Она пожевала губами, словно что-то прикидывая, потом кивнула каким-то своим мыслям.
– Иди посылай Прохора к Васюкову, пусть разбудит его и сюда приведет. Васюков – человек верный, он поможет. Стены вымыл? Ничего там не осталось?
– Ничего, матушка. Грязь только.
Впавший в безумие от длительного запоя Григорий перед смертью писал углем на стене комнаты во флигеле, где находился со вчерашнего дня. Слова его предсмертной записки были обрывочны и бестолковы и с очевидностью свидетельствовали о горячке и болезненном состоянии ума. Аполлинария Феоктистовна понимала, что, если не удастся договориться с приставом, городового придется привести туда, где лежит тело, и не хотела, чтобы он видел еще одно доказательство душевной болезни сына. Да и мало ли кого еще понадобится привести во второй этаж «холодного» флигеля. Как ни была она раздавлена случившимся, но сыну не преминула указать на необходимость стереть надпись, пока никто из прислуги не увидел. Не хватало еще, чтобы дворня начала шептаться: молодой барин одержим бесами. Одно дело – спьяну руки на себя наложил, и совсем другое – ежели умом тронулся и бесы одолели.
– Слава Богу, что мне в ум пришло самой во флигель наведаться и Гришку проверить, – неожиданно заявила княгиня. – Не то пошел бы ты, как обычно, с Прохором. Чуяло мое сердце, чуяло, что не надо сегодня слуг брать с собой. Вот и не обмануло материнское сердце-то. Ты вот смотришь на меня, Павел Николаевич, да думаешь, поди, что я сына своего не любила. Ведь думаешь? Признавайся!
– Нет, матушка. Я думаю только о том, сколько в вас силы и мужества, и боюсь, чтоб вы снова не расхворались от такого удара.
– Молод ты еще, – вздохнула она. – Молод и глуп. А потому слушайся мать и делай, как она велит. И не смотри на меня так. В обмороках валяться – девичья забота, а моя забота – семью оберегать и репутацию блюсти. Зови Прохора, а как Васюков придет – сюда веди. Ступай, Павел, я одна побыть хочу.
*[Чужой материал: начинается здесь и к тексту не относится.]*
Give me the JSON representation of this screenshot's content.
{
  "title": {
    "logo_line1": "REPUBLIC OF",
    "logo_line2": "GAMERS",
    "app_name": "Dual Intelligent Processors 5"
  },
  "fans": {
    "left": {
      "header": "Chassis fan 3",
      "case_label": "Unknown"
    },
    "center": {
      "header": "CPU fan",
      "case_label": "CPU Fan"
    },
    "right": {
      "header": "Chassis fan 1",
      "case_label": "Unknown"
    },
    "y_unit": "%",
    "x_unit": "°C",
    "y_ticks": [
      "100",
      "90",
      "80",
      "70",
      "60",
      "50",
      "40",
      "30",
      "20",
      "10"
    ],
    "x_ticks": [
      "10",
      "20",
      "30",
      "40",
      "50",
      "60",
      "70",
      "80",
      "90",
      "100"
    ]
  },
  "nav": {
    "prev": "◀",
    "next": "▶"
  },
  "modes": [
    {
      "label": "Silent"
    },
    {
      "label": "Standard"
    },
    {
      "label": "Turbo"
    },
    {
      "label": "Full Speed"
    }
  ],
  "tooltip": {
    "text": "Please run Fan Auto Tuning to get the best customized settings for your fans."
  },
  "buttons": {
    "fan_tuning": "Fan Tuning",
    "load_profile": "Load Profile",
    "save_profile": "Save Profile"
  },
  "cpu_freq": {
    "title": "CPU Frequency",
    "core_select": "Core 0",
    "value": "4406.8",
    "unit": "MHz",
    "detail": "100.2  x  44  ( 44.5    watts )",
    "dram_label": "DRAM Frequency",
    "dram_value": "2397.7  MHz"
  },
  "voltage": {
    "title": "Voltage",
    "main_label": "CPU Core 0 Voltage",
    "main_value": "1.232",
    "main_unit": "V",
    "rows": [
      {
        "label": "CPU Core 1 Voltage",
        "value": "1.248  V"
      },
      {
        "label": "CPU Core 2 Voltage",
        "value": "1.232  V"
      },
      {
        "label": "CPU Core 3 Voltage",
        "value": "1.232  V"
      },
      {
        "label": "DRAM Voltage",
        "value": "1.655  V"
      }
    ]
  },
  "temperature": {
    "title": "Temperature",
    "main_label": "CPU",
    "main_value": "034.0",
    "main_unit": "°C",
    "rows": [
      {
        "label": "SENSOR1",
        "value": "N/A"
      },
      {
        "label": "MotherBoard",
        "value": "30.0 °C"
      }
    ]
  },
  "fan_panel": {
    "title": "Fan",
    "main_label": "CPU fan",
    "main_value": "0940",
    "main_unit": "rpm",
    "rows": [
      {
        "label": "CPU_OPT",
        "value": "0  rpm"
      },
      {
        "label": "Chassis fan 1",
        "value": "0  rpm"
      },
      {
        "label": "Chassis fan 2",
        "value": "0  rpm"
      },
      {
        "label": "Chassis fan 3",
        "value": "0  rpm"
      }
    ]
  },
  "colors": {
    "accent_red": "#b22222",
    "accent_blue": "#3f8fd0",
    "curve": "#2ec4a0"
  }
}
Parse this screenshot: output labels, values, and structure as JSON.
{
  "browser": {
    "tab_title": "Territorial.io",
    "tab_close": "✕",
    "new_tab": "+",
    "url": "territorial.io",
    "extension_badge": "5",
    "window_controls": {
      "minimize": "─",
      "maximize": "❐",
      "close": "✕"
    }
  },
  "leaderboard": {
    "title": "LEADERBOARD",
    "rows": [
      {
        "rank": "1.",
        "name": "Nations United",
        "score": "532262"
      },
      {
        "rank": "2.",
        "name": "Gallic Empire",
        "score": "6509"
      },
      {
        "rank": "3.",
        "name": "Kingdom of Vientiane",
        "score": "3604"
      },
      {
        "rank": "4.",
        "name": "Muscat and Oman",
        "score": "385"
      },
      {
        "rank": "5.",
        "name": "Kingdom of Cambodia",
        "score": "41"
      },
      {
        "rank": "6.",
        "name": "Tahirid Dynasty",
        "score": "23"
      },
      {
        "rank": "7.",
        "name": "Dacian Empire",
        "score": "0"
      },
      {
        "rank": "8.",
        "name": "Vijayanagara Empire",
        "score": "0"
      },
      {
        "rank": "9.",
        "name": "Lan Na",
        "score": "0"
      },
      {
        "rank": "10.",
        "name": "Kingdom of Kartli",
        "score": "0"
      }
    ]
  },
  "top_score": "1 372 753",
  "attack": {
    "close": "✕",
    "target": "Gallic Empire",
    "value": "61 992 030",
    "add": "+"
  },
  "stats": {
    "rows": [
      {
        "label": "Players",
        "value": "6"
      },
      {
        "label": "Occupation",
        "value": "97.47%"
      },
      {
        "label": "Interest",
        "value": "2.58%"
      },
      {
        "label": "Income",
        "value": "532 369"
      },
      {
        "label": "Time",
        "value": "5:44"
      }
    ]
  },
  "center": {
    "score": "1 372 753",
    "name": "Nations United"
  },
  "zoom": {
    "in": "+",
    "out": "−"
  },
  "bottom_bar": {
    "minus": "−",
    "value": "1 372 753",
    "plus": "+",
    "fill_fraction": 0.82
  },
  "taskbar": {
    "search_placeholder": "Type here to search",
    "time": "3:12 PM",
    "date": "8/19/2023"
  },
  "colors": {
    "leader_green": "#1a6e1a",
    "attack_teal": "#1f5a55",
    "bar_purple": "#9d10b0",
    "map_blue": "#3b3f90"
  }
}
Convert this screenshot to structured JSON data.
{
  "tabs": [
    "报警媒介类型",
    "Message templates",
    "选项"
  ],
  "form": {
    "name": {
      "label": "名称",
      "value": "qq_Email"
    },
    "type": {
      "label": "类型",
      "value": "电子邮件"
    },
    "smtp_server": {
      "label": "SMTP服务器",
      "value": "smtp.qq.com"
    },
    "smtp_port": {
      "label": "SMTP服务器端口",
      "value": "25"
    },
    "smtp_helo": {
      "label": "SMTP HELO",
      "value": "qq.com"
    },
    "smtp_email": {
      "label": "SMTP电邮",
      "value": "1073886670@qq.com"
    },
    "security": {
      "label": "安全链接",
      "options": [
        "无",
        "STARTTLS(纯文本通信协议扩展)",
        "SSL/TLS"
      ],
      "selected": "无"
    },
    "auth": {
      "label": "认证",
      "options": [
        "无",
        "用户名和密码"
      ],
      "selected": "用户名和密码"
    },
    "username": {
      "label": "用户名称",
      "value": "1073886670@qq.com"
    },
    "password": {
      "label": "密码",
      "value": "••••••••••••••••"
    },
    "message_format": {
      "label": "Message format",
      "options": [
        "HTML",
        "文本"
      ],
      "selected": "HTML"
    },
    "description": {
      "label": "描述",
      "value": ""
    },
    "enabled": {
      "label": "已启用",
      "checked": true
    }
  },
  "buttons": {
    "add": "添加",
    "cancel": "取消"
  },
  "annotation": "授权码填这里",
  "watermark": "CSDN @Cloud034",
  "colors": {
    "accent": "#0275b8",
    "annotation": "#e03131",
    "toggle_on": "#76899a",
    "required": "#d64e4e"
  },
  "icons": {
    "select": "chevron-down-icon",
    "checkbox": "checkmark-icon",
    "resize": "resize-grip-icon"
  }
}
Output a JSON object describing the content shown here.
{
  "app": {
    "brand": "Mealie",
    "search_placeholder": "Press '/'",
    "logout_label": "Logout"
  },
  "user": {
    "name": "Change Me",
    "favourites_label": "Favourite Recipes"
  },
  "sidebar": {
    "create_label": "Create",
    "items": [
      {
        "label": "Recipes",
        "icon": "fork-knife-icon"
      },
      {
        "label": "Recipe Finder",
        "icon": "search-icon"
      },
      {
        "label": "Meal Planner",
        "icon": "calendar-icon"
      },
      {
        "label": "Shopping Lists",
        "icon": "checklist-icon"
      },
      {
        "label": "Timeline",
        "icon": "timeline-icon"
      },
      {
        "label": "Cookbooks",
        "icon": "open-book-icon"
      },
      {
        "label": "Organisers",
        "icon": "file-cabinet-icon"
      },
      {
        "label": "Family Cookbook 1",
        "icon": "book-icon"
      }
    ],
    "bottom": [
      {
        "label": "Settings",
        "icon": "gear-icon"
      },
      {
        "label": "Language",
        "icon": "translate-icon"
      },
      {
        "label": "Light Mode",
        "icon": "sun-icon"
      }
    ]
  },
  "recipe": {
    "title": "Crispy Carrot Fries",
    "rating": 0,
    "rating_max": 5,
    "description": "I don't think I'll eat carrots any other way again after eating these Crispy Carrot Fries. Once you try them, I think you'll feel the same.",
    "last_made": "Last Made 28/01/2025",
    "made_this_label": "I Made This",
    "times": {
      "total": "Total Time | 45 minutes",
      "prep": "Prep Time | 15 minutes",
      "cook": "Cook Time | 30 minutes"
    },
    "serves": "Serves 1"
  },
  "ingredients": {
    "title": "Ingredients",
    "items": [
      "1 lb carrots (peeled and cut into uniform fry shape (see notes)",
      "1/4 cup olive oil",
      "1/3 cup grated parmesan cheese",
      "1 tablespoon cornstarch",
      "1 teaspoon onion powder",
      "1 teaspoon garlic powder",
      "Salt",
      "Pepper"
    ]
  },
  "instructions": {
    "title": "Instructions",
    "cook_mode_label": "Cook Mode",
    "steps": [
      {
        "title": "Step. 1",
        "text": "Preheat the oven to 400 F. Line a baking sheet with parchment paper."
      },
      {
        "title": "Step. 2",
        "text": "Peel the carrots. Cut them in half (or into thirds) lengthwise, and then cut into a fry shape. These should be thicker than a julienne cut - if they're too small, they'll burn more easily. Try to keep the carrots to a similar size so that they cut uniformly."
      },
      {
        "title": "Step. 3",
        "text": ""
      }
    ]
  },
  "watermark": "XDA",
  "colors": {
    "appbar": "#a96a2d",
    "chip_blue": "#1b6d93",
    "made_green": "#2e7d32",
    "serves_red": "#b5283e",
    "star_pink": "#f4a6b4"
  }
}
* * *Васюков пришел неожиданно быстро, оказалось, Прохор встретил его на улице неподалеку от дома Гнедичей. И вот миновало всего два часа с небольшим – а они уже едут обратно, и дело, кажется, решено вполне.
Трясясь от нервического озноба в холодной карете и слушая, как мать деловито перечисляет предстоящие неотложные дела, Павел Гнедич был уверен, что худшей минуты в его жизни уже не будет. Перед глазами стояло изуродованное смертью от удушья лицо брата, его висящее в петле тело, кажущееся отчего-то жалким и беспомощным… Руки до сих пор ощущали шершавость тряпки, которой он мыл исписанную углем стену, в ноздрях стоял кислый запах, обыкновенно присущий помещениям, в которых долго и много пили. Надо пережить эту ночь, пережить, перетерпеть, выполнить все, что велит матушка, а дальше все как-нибудь пойдет само собой…
Чтобы не разбудить дворника, остановили карету саженях в двадцати от ворот дома. Васюков с деверем тихо и быстро прошли во флигель и вскоре вынесли завернутое в мешковину тело Григория, чтобы в той же карете увезти в оговоренное место – Анненгофскую рощу. Аполлинария Феоктистовна велела сыну пойти в комнату Григория и взять вещи, о которых просил частный пристав Сунцов.
– Да побыстрее, – поторопила она, – Васюкову отдай, он отнесет, куда нужно.
Руки у Павла дрожали так, что он несколько раз чуть не выронил свечу, осматривая комнату брата. Чувствуя, что плохо понимает происходящее, открыл стоящую на столике шкатулку, взял оттуда перстень с черным камнем и часы на цепочке. Оба предмета были совсем небольшой ценности, зато имели монограмму «ГГ» – Григорий Гнедич.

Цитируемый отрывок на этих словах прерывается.